Political deadlock in the Italian elections reignites fears over the eurozone crisis, as a hung parliament beckons and markets react with an immediate rise in borrowing costs for the country.

Deadlock in the Italian elections leads to an immediate rise in the borrowing costs of the eurozone's third biggest economy as a hung parliament beckons (Getty)

The bond markets reacted against Italian voters' failure to elect a majority government to replace Mario Monti's technocratic administration.

The result was a reaction against the austerity measures pursued by Mr Monti, who came fourth with just 10 per cent of the vote.

In contrast, the anti-austerity Five Star Movement, headed by comic Beppe Grillo (pictured here), picked up 25.5 per cent of the vote - a better showing than that achieved by any other single party in Italy's lower house.

Pier Luigi Bersani's centre-left bloc won 29.5 per cent of the vote in the lower house, just ahead of Silvio Berlusconi's centre-right bloc, which won 29.2 per cent.

Forced out

While Mr Berlusconi, who was forced out of office in 2011 amid allegations of sex with an underage prostitute, is placed to take more seats than Mr Bersani in the upper house, he is unlikely to win a majority.

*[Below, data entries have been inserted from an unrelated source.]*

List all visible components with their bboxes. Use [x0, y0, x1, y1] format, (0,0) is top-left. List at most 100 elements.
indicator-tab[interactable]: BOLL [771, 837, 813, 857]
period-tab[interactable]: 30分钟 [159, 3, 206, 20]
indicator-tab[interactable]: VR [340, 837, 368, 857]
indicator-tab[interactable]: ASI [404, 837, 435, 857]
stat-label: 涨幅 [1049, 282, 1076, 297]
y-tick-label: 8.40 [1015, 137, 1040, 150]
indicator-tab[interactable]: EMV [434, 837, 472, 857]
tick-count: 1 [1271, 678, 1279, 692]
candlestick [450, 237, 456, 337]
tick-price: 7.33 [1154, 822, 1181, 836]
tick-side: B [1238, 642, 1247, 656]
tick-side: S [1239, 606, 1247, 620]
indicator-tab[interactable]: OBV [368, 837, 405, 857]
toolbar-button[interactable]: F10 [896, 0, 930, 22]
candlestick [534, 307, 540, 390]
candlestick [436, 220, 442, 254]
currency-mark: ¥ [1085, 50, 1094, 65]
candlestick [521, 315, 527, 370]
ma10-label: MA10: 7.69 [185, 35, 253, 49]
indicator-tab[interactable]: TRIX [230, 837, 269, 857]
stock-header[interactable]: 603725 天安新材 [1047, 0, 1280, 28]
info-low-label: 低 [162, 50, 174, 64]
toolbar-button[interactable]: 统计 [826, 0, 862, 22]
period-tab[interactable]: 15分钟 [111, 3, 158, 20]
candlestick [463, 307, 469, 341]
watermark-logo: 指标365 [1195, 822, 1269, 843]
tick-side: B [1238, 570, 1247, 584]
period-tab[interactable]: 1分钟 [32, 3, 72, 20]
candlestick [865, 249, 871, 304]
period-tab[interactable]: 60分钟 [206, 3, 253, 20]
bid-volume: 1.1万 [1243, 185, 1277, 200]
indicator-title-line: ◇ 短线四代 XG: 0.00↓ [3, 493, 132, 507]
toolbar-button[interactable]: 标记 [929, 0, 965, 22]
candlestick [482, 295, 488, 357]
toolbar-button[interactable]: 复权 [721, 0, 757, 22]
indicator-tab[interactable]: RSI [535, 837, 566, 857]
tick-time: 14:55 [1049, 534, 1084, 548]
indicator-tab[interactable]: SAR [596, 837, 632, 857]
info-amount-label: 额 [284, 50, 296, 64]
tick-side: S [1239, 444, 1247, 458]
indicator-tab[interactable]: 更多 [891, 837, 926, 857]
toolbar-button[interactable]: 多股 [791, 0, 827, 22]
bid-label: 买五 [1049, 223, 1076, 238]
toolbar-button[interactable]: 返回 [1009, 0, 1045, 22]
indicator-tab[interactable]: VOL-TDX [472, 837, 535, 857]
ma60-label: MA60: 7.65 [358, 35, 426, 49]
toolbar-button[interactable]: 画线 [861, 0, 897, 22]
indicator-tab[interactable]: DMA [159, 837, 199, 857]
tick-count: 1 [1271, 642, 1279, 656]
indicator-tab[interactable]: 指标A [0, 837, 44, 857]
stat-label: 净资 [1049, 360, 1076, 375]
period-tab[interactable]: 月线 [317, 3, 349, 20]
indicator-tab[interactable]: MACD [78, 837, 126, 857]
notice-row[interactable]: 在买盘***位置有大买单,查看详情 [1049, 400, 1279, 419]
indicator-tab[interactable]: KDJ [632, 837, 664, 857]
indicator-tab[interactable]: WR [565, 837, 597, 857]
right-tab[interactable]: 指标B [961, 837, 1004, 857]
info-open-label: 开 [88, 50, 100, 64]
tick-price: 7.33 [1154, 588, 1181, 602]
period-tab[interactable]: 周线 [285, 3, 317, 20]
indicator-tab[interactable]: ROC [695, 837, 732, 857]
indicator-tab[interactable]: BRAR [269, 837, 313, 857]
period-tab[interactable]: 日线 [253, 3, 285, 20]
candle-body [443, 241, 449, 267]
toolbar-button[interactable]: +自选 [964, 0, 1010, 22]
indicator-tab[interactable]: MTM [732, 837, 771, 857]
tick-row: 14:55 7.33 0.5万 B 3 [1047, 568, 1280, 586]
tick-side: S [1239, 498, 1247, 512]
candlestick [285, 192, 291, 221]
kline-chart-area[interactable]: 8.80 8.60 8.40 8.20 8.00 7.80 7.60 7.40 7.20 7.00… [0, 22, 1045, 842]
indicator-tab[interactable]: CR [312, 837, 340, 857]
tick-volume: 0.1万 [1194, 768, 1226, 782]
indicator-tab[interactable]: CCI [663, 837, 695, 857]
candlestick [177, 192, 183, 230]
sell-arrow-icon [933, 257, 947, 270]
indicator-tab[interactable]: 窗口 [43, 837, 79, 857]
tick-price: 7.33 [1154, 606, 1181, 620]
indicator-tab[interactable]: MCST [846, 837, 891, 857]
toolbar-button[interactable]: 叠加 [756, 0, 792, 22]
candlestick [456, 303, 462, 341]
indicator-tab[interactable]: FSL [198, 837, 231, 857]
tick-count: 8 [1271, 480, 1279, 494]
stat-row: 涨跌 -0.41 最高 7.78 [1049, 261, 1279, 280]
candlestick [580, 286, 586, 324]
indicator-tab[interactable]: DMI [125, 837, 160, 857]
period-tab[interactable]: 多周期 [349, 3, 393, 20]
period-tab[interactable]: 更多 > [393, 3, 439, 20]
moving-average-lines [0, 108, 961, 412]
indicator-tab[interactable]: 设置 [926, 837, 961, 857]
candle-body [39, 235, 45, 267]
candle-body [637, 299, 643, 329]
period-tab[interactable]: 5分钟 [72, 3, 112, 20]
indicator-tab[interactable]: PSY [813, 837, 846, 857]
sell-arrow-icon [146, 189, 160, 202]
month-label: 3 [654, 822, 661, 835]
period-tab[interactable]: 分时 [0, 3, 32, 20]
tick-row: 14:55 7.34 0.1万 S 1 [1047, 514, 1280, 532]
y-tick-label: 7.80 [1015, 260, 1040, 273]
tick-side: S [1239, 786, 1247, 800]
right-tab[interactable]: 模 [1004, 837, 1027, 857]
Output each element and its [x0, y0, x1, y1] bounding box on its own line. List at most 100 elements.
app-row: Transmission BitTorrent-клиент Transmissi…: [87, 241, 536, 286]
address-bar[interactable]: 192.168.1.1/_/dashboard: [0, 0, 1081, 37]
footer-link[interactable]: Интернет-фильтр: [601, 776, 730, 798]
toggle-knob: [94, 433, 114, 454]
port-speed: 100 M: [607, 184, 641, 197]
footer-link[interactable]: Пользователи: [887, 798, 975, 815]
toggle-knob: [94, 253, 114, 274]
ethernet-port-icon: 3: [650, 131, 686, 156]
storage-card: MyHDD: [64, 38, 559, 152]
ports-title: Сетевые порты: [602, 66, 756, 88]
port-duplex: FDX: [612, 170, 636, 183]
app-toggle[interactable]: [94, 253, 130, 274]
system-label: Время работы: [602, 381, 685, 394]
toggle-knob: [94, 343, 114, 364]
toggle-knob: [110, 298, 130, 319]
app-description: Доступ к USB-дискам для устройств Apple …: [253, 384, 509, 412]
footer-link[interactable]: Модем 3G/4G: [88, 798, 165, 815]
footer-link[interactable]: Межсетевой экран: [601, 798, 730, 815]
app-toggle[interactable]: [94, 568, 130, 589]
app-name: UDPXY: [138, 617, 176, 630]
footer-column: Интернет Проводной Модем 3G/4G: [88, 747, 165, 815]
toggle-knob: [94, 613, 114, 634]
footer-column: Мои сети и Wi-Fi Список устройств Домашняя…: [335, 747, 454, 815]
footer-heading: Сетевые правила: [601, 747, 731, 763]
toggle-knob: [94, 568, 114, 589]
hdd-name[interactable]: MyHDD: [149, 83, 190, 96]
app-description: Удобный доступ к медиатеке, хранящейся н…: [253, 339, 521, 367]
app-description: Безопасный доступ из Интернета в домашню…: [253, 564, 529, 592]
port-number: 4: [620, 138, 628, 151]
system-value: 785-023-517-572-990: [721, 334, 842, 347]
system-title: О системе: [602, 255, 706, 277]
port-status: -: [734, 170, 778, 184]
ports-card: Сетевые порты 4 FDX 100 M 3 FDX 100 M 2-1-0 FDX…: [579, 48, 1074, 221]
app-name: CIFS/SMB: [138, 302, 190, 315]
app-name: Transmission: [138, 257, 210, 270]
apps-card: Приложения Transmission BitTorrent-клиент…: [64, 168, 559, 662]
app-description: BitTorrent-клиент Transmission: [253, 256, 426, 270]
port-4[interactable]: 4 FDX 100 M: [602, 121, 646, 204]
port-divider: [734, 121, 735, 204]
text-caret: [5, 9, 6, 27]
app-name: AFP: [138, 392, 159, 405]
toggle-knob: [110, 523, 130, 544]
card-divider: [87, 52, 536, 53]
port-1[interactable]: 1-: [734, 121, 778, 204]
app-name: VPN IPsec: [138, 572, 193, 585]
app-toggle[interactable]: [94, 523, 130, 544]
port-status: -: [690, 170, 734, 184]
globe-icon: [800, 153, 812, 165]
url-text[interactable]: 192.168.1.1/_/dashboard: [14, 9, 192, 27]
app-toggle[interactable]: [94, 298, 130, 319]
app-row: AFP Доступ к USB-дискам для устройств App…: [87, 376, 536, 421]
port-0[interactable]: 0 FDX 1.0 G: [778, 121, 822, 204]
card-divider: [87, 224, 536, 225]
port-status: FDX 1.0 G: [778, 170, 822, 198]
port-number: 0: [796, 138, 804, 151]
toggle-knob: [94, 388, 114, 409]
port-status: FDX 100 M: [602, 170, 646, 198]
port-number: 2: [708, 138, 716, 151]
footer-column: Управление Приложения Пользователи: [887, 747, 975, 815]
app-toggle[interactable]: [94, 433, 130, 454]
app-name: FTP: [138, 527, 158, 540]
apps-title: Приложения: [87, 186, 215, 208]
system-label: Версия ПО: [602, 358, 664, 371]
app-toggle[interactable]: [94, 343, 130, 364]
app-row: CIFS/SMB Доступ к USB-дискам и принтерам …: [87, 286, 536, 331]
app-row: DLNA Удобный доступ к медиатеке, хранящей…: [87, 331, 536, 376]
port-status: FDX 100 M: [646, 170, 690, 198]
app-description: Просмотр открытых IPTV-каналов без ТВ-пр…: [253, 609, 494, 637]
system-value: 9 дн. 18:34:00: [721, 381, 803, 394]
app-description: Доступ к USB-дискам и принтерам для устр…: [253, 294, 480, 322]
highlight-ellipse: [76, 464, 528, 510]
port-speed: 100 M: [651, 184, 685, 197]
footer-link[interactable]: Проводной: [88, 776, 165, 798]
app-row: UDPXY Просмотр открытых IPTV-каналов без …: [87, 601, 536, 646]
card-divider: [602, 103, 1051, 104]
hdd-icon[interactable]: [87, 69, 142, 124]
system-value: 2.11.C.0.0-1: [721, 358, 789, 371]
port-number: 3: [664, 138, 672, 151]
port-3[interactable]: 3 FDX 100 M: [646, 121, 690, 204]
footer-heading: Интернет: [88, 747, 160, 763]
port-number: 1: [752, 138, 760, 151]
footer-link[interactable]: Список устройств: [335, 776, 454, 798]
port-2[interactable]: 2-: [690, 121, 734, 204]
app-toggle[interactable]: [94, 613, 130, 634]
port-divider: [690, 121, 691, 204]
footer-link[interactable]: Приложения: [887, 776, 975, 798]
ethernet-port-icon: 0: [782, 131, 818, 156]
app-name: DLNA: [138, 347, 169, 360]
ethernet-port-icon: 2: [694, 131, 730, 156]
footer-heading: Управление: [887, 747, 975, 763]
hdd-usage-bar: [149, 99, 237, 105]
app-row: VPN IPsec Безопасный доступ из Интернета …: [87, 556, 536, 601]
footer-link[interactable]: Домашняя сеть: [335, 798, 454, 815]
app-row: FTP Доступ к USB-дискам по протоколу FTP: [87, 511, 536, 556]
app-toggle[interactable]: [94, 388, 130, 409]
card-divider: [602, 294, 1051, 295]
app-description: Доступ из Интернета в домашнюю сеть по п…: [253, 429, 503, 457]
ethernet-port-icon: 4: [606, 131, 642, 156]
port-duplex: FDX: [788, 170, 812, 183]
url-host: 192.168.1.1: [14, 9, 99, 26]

French Finance Minister Pierre Moscovici said Mr Monti "carried out policies that seemed hard to the Italians and he did not get their full vote".

He added: "What I hope is that Mr Bersani will be able to form a government , a government that can be for us a friendly counterpart and which is committed to European construction."

German Economy Minister Philipp Roesler said heavily indebted Italy - the eurozone's third biggest economy - had to continue the austerity measures pursued by Mr Monti's government.

"There is no alternative to the structural reforms that are already under way and which include consolidating the budget and boosting competitiveness," he said.

The indecisive result, which could lead to new elections, has implications for Europe's ability to withstand the financial crisis it has been battling against in recent years.

Ireland, Portugal, Greece and Spain have received bailouts to help them through the crisis, but Italy is considered too big to help in the same way.